Pero la manipulación electoral no ignora cuáles emociones son más potentes para conseguir resultados. Por eso se centra en las negativas, sin importar la polarización, el odio y la irracionalidad inyectados al cuerpo político, ni tampoco el potencial destructor de la vida en democracia.
Los troles, una modalidad particularmente dañina de la desinformación, también campearon en la campaña electoral y sus promotores lo admiten con el mismo desparpajo del publicista. No hay consecuencias legales por el uso de armas innobles en la contienda electoral y quienes lo hacen pueden vanagloriarse de ello sin ningún temor.
La reforma no pondrá fin a esas prácticas, pero es un paso en la dirección correcta. Si los diputados la aprueban, las conductas descritas pasarán a ser propaganda ilegal y el responsable se expone a multas de hasta 50 salarios base. Son sanciones relativamente modestas en comparación con el dinero invertido en las campañas electorales, con conocimiento del TSE y, especialmente, sin él. Pero más difícil aún es identificar al responsable y encuadrar su conducta en las prohibiciones establecidas.
La propuesta del Tribunal prohíbe “el uso de cuentas, perfiles, sitios, canales, páginas u otros medios digitales para difundir propaganda electoral a favor o en contra de un partido político o de sus candidaturas y precandidaturas oficializadas en los que el responsable de su contenido no utilice su verdadera identidad”. También sanciona “el uso de cuentas, perfiles, sitios, canales, páginas u otros medios digitales falsos para difundir propaganda electoral a favor o en contra de un partido político o de sus candidaturas y precandidaturas oficializadas”.

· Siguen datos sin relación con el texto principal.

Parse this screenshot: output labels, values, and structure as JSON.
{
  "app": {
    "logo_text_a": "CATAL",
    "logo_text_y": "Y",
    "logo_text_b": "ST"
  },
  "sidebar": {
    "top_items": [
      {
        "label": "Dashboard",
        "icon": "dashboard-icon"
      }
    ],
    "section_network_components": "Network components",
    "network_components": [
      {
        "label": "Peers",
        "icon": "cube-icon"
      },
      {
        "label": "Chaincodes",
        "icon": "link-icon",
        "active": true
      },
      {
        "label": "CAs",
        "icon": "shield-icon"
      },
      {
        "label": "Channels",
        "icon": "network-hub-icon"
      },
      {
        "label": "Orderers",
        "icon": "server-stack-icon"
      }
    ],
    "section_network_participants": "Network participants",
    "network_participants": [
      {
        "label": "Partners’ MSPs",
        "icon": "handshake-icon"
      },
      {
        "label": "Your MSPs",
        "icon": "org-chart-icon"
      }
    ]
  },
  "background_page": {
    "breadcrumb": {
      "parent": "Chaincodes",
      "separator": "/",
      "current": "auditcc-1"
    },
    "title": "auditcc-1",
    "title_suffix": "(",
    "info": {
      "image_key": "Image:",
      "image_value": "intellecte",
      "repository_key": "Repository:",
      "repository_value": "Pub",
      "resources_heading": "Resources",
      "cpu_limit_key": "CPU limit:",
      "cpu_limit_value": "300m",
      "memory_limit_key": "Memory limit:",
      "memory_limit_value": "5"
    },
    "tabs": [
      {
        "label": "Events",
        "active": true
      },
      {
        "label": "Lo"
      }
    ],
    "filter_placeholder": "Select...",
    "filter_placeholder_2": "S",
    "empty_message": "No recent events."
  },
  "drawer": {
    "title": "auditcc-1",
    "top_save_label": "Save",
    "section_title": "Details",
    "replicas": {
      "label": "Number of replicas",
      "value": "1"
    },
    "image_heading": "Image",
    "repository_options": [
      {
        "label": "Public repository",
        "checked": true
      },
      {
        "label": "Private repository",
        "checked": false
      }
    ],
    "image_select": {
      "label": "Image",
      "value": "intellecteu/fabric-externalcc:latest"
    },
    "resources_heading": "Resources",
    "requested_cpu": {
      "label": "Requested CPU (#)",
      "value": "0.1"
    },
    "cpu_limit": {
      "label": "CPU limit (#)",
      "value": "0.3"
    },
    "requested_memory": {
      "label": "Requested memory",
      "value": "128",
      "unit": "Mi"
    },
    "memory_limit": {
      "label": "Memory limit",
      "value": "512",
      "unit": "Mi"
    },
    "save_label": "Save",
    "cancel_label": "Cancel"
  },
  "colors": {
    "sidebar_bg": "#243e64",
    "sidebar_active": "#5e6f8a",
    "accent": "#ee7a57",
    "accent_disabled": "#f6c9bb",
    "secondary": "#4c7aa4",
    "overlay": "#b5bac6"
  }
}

Como es obvio, los textos solo sancionan la falsedad vinculada con la difusión de propaganda electoral. De ahí la necesidad de comprender las comunicaciones susceptibles de ser catalogadas como tal y distinguirlas de la simple manifestación de apoyo o rechazo a un candidato o partido. No es una tarea fácil. El definitivo elemento diferenciador vendría a ser el pago, pero, si no se produce o no se puede constatar, la falsedad no será sancionada.

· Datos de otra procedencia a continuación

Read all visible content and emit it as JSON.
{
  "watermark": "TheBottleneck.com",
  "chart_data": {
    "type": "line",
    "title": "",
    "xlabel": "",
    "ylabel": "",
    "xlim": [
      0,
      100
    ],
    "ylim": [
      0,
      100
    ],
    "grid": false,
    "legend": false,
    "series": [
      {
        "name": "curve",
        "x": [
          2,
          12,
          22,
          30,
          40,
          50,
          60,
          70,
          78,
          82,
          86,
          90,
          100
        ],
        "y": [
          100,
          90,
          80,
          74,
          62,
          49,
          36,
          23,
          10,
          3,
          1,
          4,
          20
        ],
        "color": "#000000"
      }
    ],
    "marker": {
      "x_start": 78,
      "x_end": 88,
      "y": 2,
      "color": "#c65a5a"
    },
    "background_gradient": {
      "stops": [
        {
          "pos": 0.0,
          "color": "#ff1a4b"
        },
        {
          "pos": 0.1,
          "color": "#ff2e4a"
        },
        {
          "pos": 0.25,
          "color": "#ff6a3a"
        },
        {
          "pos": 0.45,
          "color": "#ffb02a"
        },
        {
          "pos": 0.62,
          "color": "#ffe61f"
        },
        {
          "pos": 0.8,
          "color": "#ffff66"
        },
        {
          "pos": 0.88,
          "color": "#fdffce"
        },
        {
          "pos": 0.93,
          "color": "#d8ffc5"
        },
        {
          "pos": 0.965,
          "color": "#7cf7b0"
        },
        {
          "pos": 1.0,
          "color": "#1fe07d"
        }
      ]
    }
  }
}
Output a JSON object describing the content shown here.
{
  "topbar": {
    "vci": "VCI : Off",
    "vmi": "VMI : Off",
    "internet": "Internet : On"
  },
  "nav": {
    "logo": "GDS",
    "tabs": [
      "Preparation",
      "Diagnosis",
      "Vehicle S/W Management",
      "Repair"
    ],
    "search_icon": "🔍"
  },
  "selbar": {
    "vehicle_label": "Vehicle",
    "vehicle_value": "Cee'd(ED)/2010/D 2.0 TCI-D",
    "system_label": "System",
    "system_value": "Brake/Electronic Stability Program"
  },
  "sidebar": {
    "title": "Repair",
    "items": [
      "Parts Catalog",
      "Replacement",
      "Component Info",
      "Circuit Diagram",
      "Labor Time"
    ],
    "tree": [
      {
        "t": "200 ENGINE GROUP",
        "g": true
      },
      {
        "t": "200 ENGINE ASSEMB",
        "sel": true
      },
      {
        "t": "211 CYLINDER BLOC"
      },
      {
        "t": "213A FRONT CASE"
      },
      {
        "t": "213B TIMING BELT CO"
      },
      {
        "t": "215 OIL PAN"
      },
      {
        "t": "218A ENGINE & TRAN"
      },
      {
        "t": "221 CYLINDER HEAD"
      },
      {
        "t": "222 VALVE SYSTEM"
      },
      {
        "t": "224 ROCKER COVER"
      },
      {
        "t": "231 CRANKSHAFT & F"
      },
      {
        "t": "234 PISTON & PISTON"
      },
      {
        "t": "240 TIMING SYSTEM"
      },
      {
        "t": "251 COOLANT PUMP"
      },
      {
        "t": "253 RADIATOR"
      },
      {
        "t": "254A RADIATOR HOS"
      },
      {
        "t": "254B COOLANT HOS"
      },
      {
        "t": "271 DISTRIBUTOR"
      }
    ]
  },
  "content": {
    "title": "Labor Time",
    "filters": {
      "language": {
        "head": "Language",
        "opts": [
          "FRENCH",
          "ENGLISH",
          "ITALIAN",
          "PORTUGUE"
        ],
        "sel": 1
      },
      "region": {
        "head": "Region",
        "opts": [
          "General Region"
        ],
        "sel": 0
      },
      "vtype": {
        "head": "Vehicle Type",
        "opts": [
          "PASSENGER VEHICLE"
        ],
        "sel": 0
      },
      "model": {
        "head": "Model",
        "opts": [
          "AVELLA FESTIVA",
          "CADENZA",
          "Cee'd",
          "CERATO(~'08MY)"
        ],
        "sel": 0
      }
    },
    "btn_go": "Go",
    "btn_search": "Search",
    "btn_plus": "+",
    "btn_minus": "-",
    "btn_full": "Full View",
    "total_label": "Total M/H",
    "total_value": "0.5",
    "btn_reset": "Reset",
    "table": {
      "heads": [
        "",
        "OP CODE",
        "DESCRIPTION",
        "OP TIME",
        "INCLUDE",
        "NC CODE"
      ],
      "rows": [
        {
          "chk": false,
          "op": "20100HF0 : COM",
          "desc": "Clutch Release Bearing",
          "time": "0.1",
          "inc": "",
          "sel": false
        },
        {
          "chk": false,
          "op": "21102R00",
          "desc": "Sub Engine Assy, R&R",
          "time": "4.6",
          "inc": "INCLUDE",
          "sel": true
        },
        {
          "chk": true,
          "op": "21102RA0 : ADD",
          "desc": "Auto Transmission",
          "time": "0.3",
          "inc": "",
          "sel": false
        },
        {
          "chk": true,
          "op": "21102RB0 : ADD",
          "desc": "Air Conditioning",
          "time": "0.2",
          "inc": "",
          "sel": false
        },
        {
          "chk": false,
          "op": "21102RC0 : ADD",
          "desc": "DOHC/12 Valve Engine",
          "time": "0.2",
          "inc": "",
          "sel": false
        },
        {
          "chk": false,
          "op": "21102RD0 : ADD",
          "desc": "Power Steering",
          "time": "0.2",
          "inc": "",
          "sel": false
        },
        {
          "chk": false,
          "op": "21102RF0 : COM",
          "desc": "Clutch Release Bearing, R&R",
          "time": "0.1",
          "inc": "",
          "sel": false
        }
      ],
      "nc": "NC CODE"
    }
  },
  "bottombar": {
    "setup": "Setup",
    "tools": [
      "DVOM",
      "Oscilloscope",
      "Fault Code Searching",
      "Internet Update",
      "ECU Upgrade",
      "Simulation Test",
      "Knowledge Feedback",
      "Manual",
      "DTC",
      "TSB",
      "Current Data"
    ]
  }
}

No obstante, el daño para el proceso electoral y el régimen democrático no será menos por la imposibilidad de multar a su autor. Cuando se trata de faltas contra el honor, la doctrina, la ley y la jurisprudencia, han encontrado formas de proteger la libertad de expresión, incluso cuando quien la ejerce incurre en error o involuntaria falsedad. Esa protección alcanza mayor trascendencia cuando se aplica al discurso político, pero la intencional falsificación del medio, del autor o de ambos no debería quedar impune porque no medie pago, es decir, porque no se le pueda reconocer como propaganda política.